File System Connector - Expose the files and directories on a file system through JCR.
JDBC Storage Connector - Store and access information in a relational database through JPA. Also useful for persisting information in the federated repository not stored elsewhere.

We're working on a few other connectors:

JDBC Metadata Connector - Connect to relational databases via JDBC and expose their schema as content in a repository.
SVN Connector - Interact with Subversion software configuration management (SCM) repositories to expose the managed resources through JCR. Consider using the SVNkit (dual license) library for an API into Subversion.

And even more connectors that are planned:

JCR Repository Connector - Connect to and interact with other JCR repositories.
Maven 2 Repository Connector - Access and expose the contents of a Maven 2 repository (either on the local file system or via HTTP) through JCR.
UDDI Connector - Interact with UDDI registries to integrate their content into a repository.
CVS Connector - Interact with CVS software configuration management (SCM) repositories to expose the managed resources through JCR.
Distributed Database Connector - Store and access information in a Hypertable or HBase distributed databases. Also useful for persisting information in the federated repository not stored elsewhere.

If the connectors allow the information they contribute to be updated, they must provide an XAResource implementation that can be used with a Java Transaction Service. Connectors that provide read-only access need not provide an implementation.

Also, connectors talk to sources of information, and it's quite likely that the same connector is used to talk to different sources. Each source contains the configuration details (e.g., connection information, location, properties, options, etc.) for working with that particular source, as well as a reference to the connector that should be used to establish connections to the source. And of course, sources can be added or removed without having to stop and restart the federated repository.

It is quite possible that clients add properties to nodes in the unified graph, and that this information cannot be handled by the same underlying source that contributed to the node. In this case, the federated repository can be configured with a fallback source that will be used used to store this "extra" information.
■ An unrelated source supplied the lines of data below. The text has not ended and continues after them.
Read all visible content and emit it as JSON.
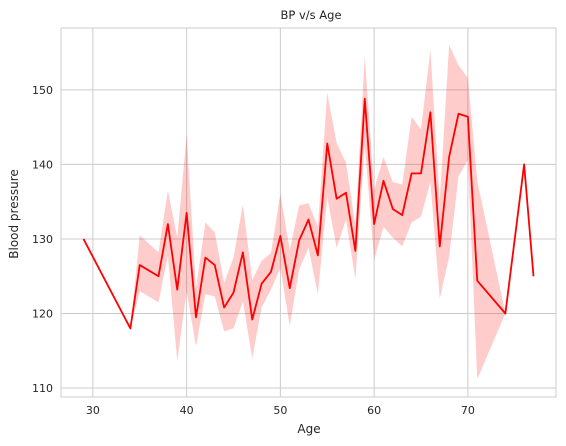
{
  "chart_data": {
    "type": "line",
    "title": "BP v/s Age",
    "xlabel": "Age",
    "ylabel": "Blood pressure",
    "xlim": [
      26.6,
      79.4
    ],
    "ylim": [
      108.8,
      158.3
    ],
    "xticks": [
      30,
      40,
      50,
      60,
      70
    ],
    "yticks": [
      110,
      120,
      130,
      140,
      150
    ],
    "grid": true,
    "line_color": "#ff0000",
    "band_color": "#ff0000",
    "band_opacity": 0.2,
    "series": [
      {
        "x": [
          29,
          34,
          35,
          37,
          38,
          39,
          40,
          41,
          42,
          43,
          44,
          45,
          46,
          47,
          48,
          49,
          50,
          51,
          52,
          53,
          54,
          55,
          56,
          57,
          58,
          59,
          60,
          61,
          62,
          63,
          64,
          65,
          66,
          67,
          68,
          69,
          70,
          71,
          74,
          76,
          77
        ],
        "y": [
          130,
          118,
          126.5,
          125,
          132,
          123.2,
          133.5,
          119.5,
          127.5,
          126.5,
          120.8,
          122.8,
          128.2,
          119.2,
          124,
          125.6,
          130.4,
          123.4,
          129.8,
          132.6,
          127.8,
          142.8,
          135.4,
          136.2,
          128.4,
          148.8,
          132,
          137.8,
          134,
          133.2,
          138.8,
          138.8,
          147,
          129,
          141,
          146.8,
          146.4,
          124.4,
          120,
          140,
          125
        ],
        "ci_low": [
          130,
          118,
          123,
          121.5,
          127.8,
          113.6,
          123,
          115.6,
          122.6,
          122.3,
          117.6,
          118,
          121.6,
          114,
          120.8,
          123.2,
          126.1,
          118.3,
          125.9,
          128.8,
          122.6,
          135.6,
          128.8,
          132.6,
          124.6,
          142.6,
          127.2,
          131.6,
          130.2,
          129,
          132.2,
          133,
          137.6,
          122,
          127.6,
          138.4,
          140.6,
          111.2,
          120,
          140,
          125
        ],
        "ci_high": [
          130,
          118,
          130.5,
          128.2,
          136.5,
          130.2,
          144,
          123.4,
          132.2,
          130.9,
          124.1,
          127.5,
          134.6,
          124.5,
          127.1,
          128.1,
          136.1,
          128.5,
          134.5,
          134.8,
          131.6,
          149.6,
          142.9,
          140.2,
          131.8,
          154.6,
          136.6,
          141,
          137.6,
          137.3,
          146.4,
          144.7,
          155.4,
          135.3,
          156,
          153.3,
          151.6,
          137.8,
          120,
          140,
          125
        ]
      }
    ]
  }
}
It is a goal that non-XA sources (i.e., sources that use connectors without XA resources) can participate in distributed transactions through the use of compensating transactions . Because the JBoss DNA federation engine implements the JCR observation system, it is capable of recording all of the changes made to the distributed graph (and those changes sent to each updatable source). Therefore, if a non-XA source is involved in a distributed transaction that must be rolled back, any changes made to non-XA sources can be undone. (Of course, this does not make the underlying source transactional: non-transactional sources still may expose the interim changes to other clients.)

2.4.5. Observing changes

The JCR API supports observing a repository to receive notifications of additions, changes and deletions of nodes and properties. The JBoss DNA federated repository will support this API through two primary means.
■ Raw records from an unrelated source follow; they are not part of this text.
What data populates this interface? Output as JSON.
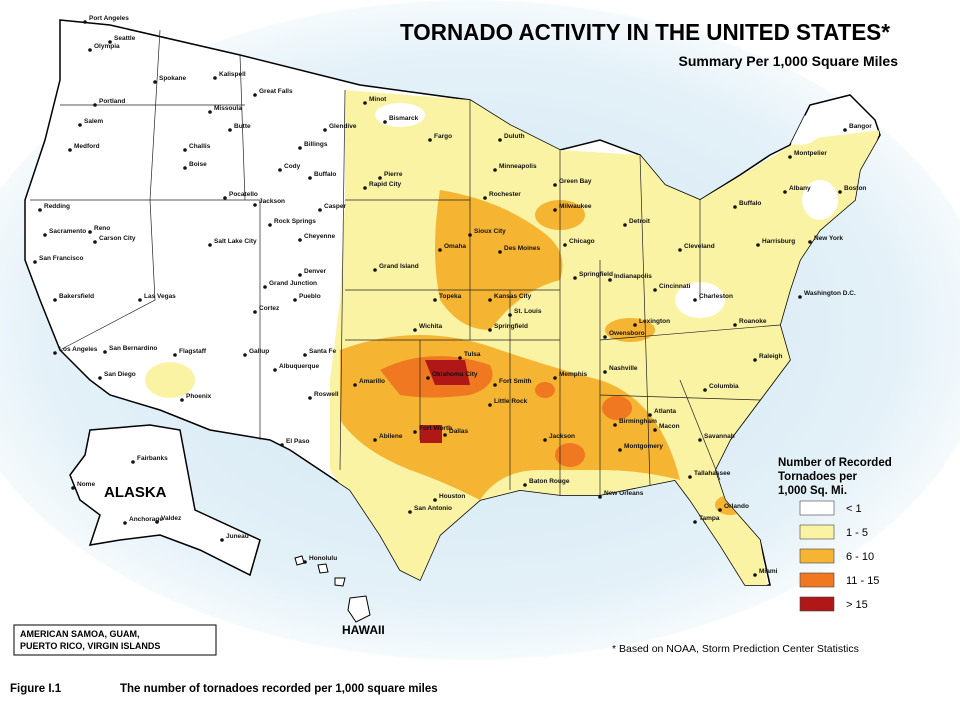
{
  "header": {
    "title": "TORNADO ACTIVITY IN THE UNITED STATES*",
    "subtitle": "Summary Per 1,000 Square Miles"
  },
  "legend": {
    "title": [
      "Number of Recorded",
      "Tornadoes per",
      "1,000 Sq. Mi."
    ],
    "items": [
      {
        "label": "< 1",
        "color": "#ffffff"
      },
      {
        "label": "1 - 5",
        "color": "#fbf3a4"
      },
      {
        "label": "6 - 10",
        "color": "#f5b432"
      },
      {
        "label": "11 - 15",
        "color": "#f07820"
      },
      {
        "label": "> 15",
        "color": "#b01818"
      }
    ]
  },
  "labels": {
    "alaska": "ALASKA",
    "hawaii": "HAWAII"
  },
  "inset": [
    "AMERICAN SAMOA,  GUAM,",
    "PUERTO RICO, VIRGIN ISLANDS"
  ],
  "footnote": "* Based on NOAA, Storm Prediction Center Statistics",
  "caption": {
    "figure": "Figure I.1",
    "text": "The number of tornadoes recorded per 1,000 square miles"
  },
  "cities": [
    "Port Angeles",
    "Seattle",
    "Olympia",
    "Spokane",
    "Portland",
    "Salem",
    "Medford",
    "Challis",
    "Boise",
    "Kalispell",
    "Great Falls",
    "Missoula",
    "Butte",
    "Glendive",
    "Billings",
    "Cody",
    "Buffalo",
    "Pocatello",
    "Jackson",
    "Casper",
    "Rock Springs",
    "Cheyenne",
    "Salt Lake City",
    "Redding",
    "Sacramento",
    "Reno",
    "Carson City",
    "San Francisco",
    "Denver",
    "Grand Junction",
    "Pueblo",
    "Cortez",
    "Las Vegas",
    "Bakersfield",
    "Los Angeles",
    "San Bernardino",
    "San Diego",
    "Flagstaff",
    "Phoenix",
    "Gallup",
    "Albuquerque",
    "Santa Fe",
    "Roswell",
    "El Paso",
    "Minot",
    "Bismarck",
    "Fargo",
    "Pierre",
    "Rapid City",
    "Duluth",
    "Minneapolis",
    "Green Bay",
    "Rochester",
    "Milwaukee",
    "Sioux City",
    "Omaha",
    "Des Moines",
    "Grand Island",
    "Chicago",
    "Springfield",
    "Topeka",
    "Kansas City",
    "St. Louis",
    "Wichita",
    "Springfield",
    "Indianapolis",
    "Cincinnati",
    "Detroit",
    "Cleveland",
    "Lexington",
    "Owensboro",
    "Nashville",
    "Charleston",
    "Roanoke",
    "Raleigh",
    "Harrisburg",
    "Buffalo",
    "Albany",
    "New York",
    "Boston",
    "Bangor",
    "Montpelier",
    "Washington D.C.",
    "Amarillo",
    "Tulsa",
    "Oklahoma City",
    "Fort Smith",
    "Little Rock",
    "Memphis",
    "Birmingham",
    "Atlanta",
    "Macon",
    "Columbia",
    "Savannah",
    "Jackson",
    "Montgomery",
    "Abilene",
    "Fort Worth",
    "Dallas",
    "Houston",
    "San Antonio",
    "Baton Rouge",
    "New Orleans",
    "Tallahassee",
    "Orlando",
    "Tampa",
    "Miami",
    "Fairbanks",
    "Nome",
    "Anchorage",
    "Valdez",
    "Juneau",
    "Honolulu"
  ]
}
When the changes are made through the federated repository, the JBoss DNA federation engine is well aware of the set of changes that have been (or are being) made to the unified graph. These events are directly propagated to listeners.
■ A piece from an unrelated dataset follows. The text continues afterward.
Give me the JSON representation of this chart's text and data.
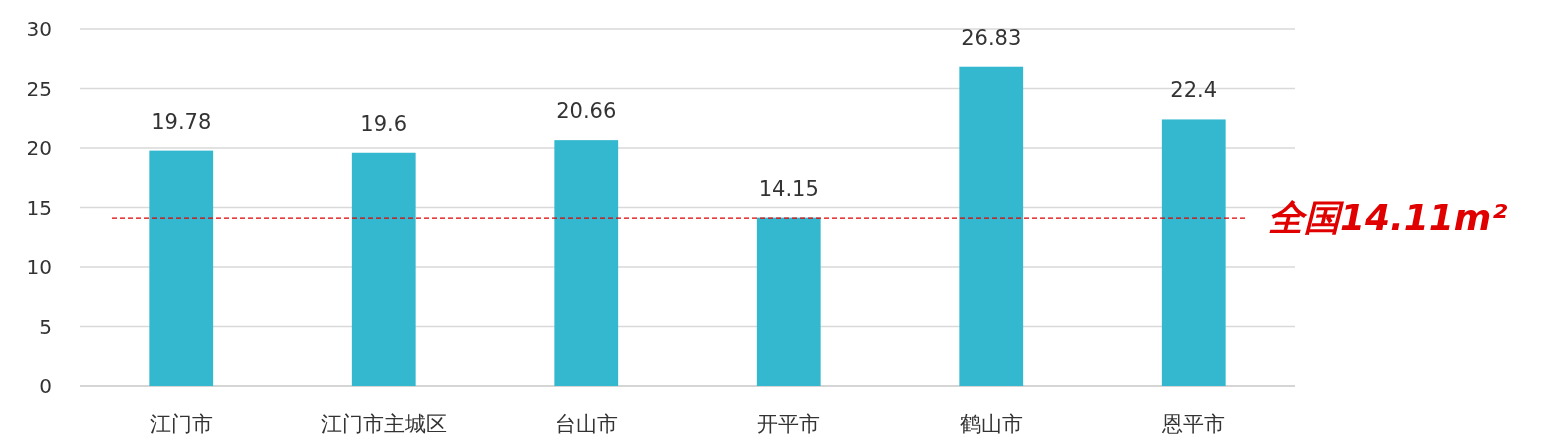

Sources have the ability to publish events, making it possible for the JBoss DNA federation engine and clients that have registered listeners to be notified of changes in the information managed by that source. These events are first processed by the federation engine and possibly altered based upon contributions from other sources. (The federation engine also uses these events to update or purge information in the cache, which may add to the event set.) The resulting (and possibly altered) event set is then sent to all client listeners.